Aysel Tuğluk, Mehmet Emin Özkan gibi kamuoyuna mal olan hasta tutsakların durumuna dikkat çeken Boztoprak, hasta tutsakların tahliye edilmeyerek, cezalandırıldığını söyledi.

DEDE: HER İNSAN ÖZGÜLÜĞÜNE KAVUŞACAĞININ UMUDUNU KORUYABİLMELİ
HDP Eş Genel Başkan Yardımcısı Ümit Dede ise, bir ülkenin demokrasi düzeyini anlamak için hapishanelere bakılması gerektiğini söyledi. PKK Lideri Abdullah Öcalan üzerindeki tecridin hapishane ve topluma yansımalarına ilişkin değerlendirmelerde bulunan Dede, "Siyasi iktidar cezaevleri üzerinden toplumu dizayn etmek ve dize getirmek istiyor. Cezaevlerinde yaşanan hak ihlalleri de ülkenin genel politik siyasi sorunlarından bağımsız değildir.
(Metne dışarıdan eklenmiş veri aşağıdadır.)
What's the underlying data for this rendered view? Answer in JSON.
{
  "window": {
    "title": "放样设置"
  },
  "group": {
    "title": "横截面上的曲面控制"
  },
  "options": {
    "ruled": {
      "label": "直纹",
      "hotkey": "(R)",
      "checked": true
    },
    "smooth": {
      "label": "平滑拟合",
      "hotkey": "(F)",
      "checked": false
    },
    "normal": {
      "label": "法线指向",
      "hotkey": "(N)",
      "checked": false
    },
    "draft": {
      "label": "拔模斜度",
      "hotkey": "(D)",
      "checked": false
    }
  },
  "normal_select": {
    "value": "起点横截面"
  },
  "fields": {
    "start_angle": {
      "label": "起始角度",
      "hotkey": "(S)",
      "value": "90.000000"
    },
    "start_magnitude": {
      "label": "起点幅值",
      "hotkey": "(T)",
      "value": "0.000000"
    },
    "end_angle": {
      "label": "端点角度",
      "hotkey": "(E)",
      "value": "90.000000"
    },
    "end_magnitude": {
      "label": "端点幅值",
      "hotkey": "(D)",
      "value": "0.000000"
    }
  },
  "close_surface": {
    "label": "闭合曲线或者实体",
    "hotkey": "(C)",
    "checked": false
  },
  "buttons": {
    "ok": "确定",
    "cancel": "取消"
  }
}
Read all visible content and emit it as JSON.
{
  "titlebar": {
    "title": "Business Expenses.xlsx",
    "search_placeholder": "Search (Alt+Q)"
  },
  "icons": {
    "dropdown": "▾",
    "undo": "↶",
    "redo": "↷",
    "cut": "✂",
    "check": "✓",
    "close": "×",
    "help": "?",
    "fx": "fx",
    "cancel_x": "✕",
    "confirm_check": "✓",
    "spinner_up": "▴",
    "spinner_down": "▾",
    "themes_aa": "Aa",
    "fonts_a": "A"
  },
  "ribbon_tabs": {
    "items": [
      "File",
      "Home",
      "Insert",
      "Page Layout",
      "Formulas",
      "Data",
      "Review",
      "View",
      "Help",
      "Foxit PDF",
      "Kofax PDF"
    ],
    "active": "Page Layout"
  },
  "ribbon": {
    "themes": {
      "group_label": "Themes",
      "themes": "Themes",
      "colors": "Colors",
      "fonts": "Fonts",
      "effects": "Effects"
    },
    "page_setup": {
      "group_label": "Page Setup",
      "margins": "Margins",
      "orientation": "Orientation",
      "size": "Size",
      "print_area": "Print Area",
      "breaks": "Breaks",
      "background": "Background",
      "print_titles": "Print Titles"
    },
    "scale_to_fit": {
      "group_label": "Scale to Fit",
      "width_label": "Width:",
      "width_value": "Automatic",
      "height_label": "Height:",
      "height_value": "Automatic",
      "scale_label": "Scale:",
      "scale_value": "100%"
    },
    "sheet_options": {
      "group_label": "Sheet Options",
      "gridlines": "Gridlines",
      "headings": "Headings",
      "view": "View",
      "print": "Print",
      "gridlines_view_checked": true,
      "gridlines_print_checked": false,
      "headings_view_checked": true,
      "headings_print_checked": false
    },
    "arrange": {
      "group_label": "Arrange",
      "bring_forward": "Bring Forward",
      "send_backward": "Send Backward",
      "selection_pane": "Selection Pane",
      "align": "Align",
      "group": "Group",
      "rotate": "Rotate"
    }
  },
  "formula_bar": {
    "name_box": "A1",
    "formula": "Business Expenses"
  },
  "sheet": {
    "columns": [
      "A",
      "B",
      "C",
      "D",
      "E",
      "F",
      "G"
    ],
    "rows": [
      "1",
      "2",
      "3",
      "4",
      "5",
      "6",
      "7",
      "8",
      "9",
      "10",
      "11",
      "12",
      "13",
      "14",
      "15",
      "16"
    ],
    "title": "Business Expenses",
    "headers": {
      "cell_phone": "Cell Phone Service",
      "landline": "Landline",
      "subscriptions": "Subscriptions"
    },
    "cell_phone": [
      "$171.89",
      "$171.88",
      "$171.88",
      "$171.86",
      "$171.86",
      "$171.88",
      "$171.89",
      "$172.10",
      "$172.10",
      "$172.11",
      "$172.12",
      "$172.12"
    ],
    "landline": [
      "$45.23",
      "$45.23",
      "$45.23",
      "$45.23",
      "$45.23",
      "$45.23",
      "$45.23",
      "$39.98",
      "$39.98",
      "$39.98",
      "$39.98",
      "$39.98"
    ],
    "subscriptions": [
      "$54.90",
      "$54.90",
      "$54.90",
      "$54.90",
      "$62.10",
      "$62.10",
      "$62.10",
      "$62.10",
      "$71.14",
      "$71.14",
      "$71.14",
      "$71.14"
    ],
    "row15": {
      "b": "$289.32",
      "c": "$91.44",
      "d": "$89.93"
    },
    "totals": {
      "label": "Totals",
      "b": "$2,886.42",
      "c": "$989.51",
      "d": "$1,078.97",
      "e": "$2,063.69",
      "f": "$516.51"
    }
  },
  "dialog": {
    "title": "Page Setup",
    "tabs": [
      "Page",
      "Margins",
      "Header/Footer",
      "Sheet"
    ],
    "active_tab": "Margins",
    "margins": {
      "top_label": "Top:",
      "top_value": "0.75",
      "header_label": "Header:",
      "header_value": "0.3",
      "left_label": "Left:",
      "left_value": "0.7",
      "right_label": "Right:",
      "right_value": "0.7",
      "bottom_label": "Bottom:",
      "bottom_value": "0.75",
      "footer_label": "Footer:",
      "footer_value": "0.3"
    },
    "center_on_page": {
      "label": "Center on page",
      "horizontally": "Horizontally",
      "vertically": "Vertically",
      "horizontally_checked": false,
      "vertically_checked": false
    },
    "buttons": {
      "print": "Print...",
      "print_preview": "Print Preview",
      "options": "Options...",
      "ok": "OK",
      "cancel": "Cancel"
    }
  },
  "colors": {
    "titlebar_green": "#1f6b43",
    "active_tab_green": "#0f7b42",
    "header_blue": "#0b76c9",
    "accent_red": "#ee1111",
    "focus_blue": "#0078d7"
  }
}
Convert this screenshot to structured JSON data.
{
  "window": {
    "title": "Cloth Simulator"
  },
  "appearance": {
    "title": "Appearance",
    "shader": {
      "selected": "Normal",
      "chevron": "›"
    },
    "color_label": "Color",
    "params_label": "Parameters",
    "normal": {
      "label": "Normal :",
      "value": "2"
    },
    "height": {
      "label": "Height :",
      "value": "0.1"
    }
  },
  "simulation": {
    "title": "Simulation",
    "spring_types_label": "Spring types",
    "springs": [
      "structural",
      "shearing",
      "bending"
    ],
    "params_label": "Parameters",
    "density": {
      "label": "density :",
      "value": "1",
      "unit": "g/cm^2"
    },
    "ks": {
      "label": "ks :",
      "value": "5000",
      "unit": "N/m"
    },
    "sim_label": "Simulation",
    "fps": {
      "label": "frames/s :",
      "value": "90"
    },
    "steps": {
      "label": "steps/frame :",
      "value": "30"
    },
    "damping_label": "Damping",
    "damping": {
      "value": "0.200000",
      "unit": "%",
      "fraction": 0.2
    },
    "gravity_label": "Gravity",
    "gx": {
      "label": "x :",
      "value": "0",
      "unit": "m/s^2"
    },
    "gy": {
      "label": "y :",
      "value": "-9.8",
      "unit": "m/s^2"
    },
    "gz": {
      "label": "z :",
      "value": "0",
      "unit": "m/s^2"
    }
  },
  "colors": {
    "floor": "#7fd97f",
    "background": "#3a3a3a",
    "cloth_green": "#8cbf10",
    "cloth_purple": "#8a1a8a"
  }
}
Bir istisnanın genele yansımasını Sayın Öcalan üzerinde uygulanan tecrit örneği ile görebiliriz. Önemli bir örnektir. Cezaevinde iktidarın uyguladığı politikaların üretildiği ilk cezaevi İmralı'dır. Bugün yaşanan en temel sorunlardan biri ömür boyu hapis cezasıdır. Hiçbir zaman hiçbir yerde tahliye edilmeme, ölünceye kadar cezaevinde kalacak mahpuslar var. Bu düzenleme İmralı'ya özel yapıldı. Öcalan için getirilen bir düzenleme ve şu anda bir çok tutuklu bundan etkileniyor. AİHM bunun işkence olduğunu tespit etti. Ve 'Umut' hakkından bahsetti. Her insan günün birinde cezaevinden çıkacağına, özgürlüğüne kavuşacağına dair umudunu koruyabilmeli' dedi. Bugün infaz yakmalar ve denetimsizlikten yararlanmamada doğrudan umut hakkıyla ilgilidir. Dolayısıyla bütün bunlar İmralı'da uygulanan tecridin diğer cezaevlerine yansıması olarak karşımıza çıkıyor."

'YAŞAMIN İNŞASI İÇİN MÜCADELE EDİYORUZ'
Temel sorunlardan birinin haksız ve hukuksuz bir şekilde sınırsız yetki ile infazların yakılması, disiplin cezalarının verilmesi olduğunu kaydeden Dede, "7 yıldır cezaevlerinde özelikle politik tutuklulara diz çöktürüp, iradelerini kırmak istiyorlar. Çıplak arama, ağız içi dayatma, askeri sayım, disiplin cezaları, işkenceye varan muameleye karşı tutuklular ölümü göze alarak karşı çıkıyorlar. Hem içeride hem dışarıda iktidar onursuzluğu kişiliksizliği dayatıyor. Buna karşı içeride ve dışarıda demokrasiye inanan bizler, bu politikanın teşhir edilerek, onurlu bir yaşamın inşası için mücadele ediyoruz" diye konuştu.

GÖREGENLİ: YENİ İNSAN YARATMA ÇABASINDALAR
Prof. Dr. Melek Göregenli de, 2000'li yıllarda hapishanelere dair hazırladıkları rapor çalışmalarını anlatarak, o dönem rahatlıkla yaptıkları çalışmaları, şu anda yapmanın imkansız olduğuna işaret etti. Güvenlikçi politikaların hapishanelerde tutsak sayısını arttırdığını söyleyen Göregenli, "İzolasyon, ruh sağlığı, bireysel ve sosyal becerileri etkiliyor. 50 kişilik koğuşta, 180 kişi kalabiliyor. Bunlar hiçbir ceza anlayışının kaldırabileceği şeyler değil. Yoğunluk ve kalabalık tutukluların yaşam kalitesini belirler ve farklı sorunlar da yaratıyor. Mekansal düzenlemelerle kişiler öz saygı ve benliklerinden utandırılıyor. Bu ihlaller yeni bir insan yaratma çabasıdır. Ama yeni bir insanı yaratabiliyorlar mı? Hayır. Bu sadece Türkiye'de değil dünyanın hiç bir yerinde cezaevlerinde yeni ve kendileri gibi istedikleri insanlar yaratamıyorlar" dedi.